Effie Gant, a south Sacramento resident who filed the appeal, told the City Council that some of the neighborhoods near the proposed facility “are low-income with families in distress because of the lack of positive opportunities of education, healthy jobs and housing.” She also expressed concerns that those receiving services at the facility would pose a public safety threat to residents and students at nearby schools.

“We make this appeal to you to consider, as our city officials, the effects that will happen if this permit is passed to operate so close to our schools and our communities,” Gant told the council.

Supporters of the reporting center outnumbered opponents at the City Council hearing by a 2-to-1 margin. Several speakers wore stickers that read, “I support second chances” and spoke about their own experiences in a GEO reentry program.

Rachel Kienzler, the western region business development director for GEO, said inmates at the facility are nearing the end of their sentences and “this is an opportunity for them to say, ‘OK, I’ve proven I can be compliant (with the terms of their sentences) and now I just need the extra tools for me to be successful.’ ” She said program participants are in Sacramento because this was their “community of origin” before they were arrested.

She added GEO prohibits those using the facility from loitering near the building and that the company is “committed to being a good neighbor.”

“The goal here is for those that are nonviolent, non-serious offenders to be able to be released back into their communities and their families,” Kienzler said. Still, she added GEO cannot prohibit inmates sentenced for specific crimes – including sex offenses from receiving services at the facility.

The GEO center will offer job training, behavioral therapy and family reintegration for up to 30 former federal inmates at a time. The facility also will perform drug tests, fingerprinting and DNA collection from some offenders, according to a city staff report.

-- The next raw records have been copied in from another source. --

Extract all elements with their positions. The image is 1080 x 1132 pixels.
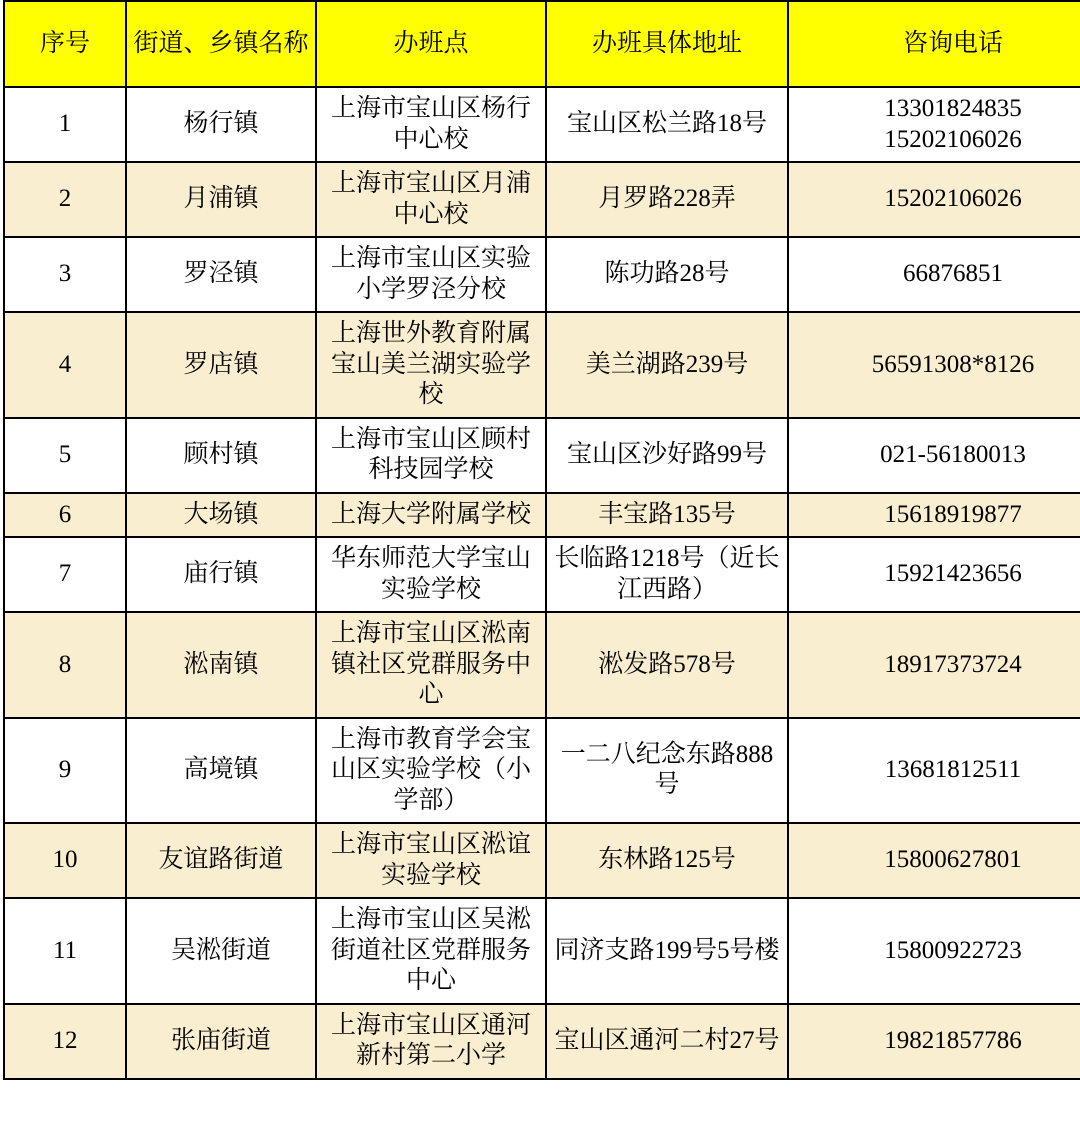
cell-town: 友谊路街道 [126, 823, 316, 898]
cell-site: 上海市宝山区杨行中心校 [316, 87, 546, 162]
phone-number: 13681812511 [884, 756, 1022, 783]
cell-no: 7 [4, 537, 126, 612]
cell-town: 罗店镇 [126, 312, 316, 418]
column-header-address: 办班具体地址 [546, 1, 788, 87]
cell-site: 上海世外教育附属宝山美兰湖实验学校 [316, 312, 546, 418]
table-row [4, 493, 1080, 538]
cell-no: 11 [4, 898, 126, 1004]
cell-address: 宝山区松兰路18号 [546, 87, 788, 162]
cell-site: 上海市宝山区实验小学罗泾分校 [316, 237, 546, 312]
cell-address: 淞发路578号 [546, 612, 788, 718]
cell-address: 陈功路28号 [546, 237, 788, 312]
column-header-phone: 咨询电话 [788, 1, 1080, 87]
phone-number: 15202106026 [884, 185, 1022, 213]
cell-no: 9 [4, 718, 126, 824]
table-row [4, 823, 1080, 898]
cell-no: 8 [4, 612, 126, 718]
cell-town: 顾村镇 [126, 418, 316, 493]
phone-number: 15800627801 [884, 846, 1022, 874]
table-row [4, 87, 1080, 162]
phone-number: 19821857786 [884, 1026, 1022, 1054]
table-row [4, 418, 1080, 493]
cell-town: 庙行镇 [126, 537, 316, 612]
table-row [4, 612, 1080, 718]
cell-site: 上海市宝山区月浦中心校 [316, 162, 546, 237]
table-row [4, 537, 1080, 612]
cell-phone [788, 87, 1080, 162]
phone-number: 15921423656 [884, 560, 1022, 588]
cell-no: 2 [4, 162, 126, 237]
phone-number: 66876851 [903, 260, 1003, 288]
cell-site: 上海市教育学会宝山区实验学校（小学部） [316, 718, 546, 824]
table-row [4, 312, 1080, 418]
cell-town: 月浦镇 [126, 162, 316, 237]
column-header-site: 办班点 [316, 1, 546, 87]
cell-phone [788, 312, 1080, 418]
cell-address: 东林路125号 [546, 823, 788, 898]
phone-number: 56591308*8126 [871, 350, 1035, 378]
cell-site: 上海市宝山区淞谊实验学校 [316, 823, 546, 898]
cell-site: 上海市宝山区顾村科技园学校 [316, 418, 546, 493]
cell-phone [788, 162, 1080, 237]
cell-site: 华东师范大学宝山实验学校 [316, 537, 546, 612]
phone-number: 18917373724 [884, 650, 1022, 678]
table-header [4, 1, 1080, 87]
cell-no: 3 [4, 237, 126, 312]
cell-phone [788, 493, 1080, 538]
cell-address: 长临路1218号（近长江西路） [546, 537, 788, 612]
cell-address: 宝山区沙好路99号 [546, 418, 788, 493]
cell-phone [788, 418, 1080, 493]
cell-address: 一二八纪念东路888号 [546, 718, 788, 824]
cell-no: 4 [4, 312, 126, 418]
cell-site: 上海市宝山区淞南镇社区党群服务中心 [316, 612, 546, 718]
table-row [4, 898, 1080, 1004]
cell-address: 月罗路228弄 [546, 162, 788, 237]
phone-number: 15618919877 [884, 500, 1022, 528]
cell-phone [788, 237, 1080, 312]
cell-phone [788, 823, 1080, 898]
cell-no: 12 [4, 1004, 126, 1079]
cell-town: 吴淞街道 [126, 898, 316, 1004]
cell-address: 同济支路199号5号楼 [546, 898, 788, 1004]
cell-town: 大场镇 [126, 493, 316, 538]
cell-town: 淞南镇 [126, 612, 316, 718]
column-header-no: 序号 [4, 1, 126, 87]
cell-phone [788, 612, 1080, 718]
cell-phone [788, 1004, 1080, 1079]
cell-no: 1 [4, 87, 126, 162]
cell-address: 美兰湖路239号 [546, 312, 788, 418]
cell-no: 10 [4, 823, 126, 898]
cell-town: 高境镇 [126, 718, 316, 824]
table-row [4, 718, 1080, 824]
column-header-town: 街道、乡镇名称 [126, 1, 316, 87]
table-row [4, 1004, 1080, 1079]
phone-number: 13301824835 [884, 95, 1022, 122]
cell-site: 上海大学附属学校 [316, 493, 546, 538]
cell-address: 丰宝路135号 [546, 493, 788, 538]
cell-phone [788, 718, 1080, 824]
cell-phone [788, 537, 1080, 612]
cell-no: 6 [4, 493, 126, 538]
cell-town: 张庙街道 [126, 1004, 316, 1079]
table-row [4, 162, 1080, 237]
phone-number: 15800922723 [884, 936, 1022, 964]
table-row [4, 237, 1080, 312]
cell-no: 5 [4, 418, 126, 493]
cell-site: 上海市宝山区通河新村第二小学 [316, 1004, 546, 1079]
table-body [4, 87, 1080, 1079]
cell-town: 杨行镇 [126, 87, 316, 162]
cell-site: 上海市宝山区吴淞街道社区党群服务中心 [316, 898, 546, 1004]
cell-phone [788, 898, 1080, 1004]
phone-number: 15202106026 [884, 125, 1022, 153]
cell-address: 宝山区通河二村27号 [546, 1004, 788, 1079]
cell-town: 罗泾镇 [126, 237, 316, 312]
table-header-row [4, 1, 1080, 87]
phone-number: 021-56180013 [880, 440, 1026, 468]
service-sites-table [3, 0, 1080, 1080]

Without a comparable facility in Sacramento, former inmates seeking those services now must travel to Fresno, San Francisco or Oakland.

The center will open in a business park set off Franklin Boulevard. A chiropractic office, an insurance company, a real estate office and several other businesses are in the complex.

Charles Hughes said he is participating in a GEO facility in Napa after being “in and out of jail for the last seven years.” He said he had struggled to “break free of drugs,” but has now been drug-free for a year.

“I have committed myself to change with the full support of the staff (at GEO),” he told the City Council. “I have learned to change my way of thinking. This has taught me a new way of life.”

(Your city, your news. Stay up to date on all things Sacramento and subscribe today to The Sacramento Bee)

Oakland community organizer Sholonda Jackson-Jasper saw the benefits rehabilitation programs firsthand; addiction and the following cycle of incarceration nearly ruined her life.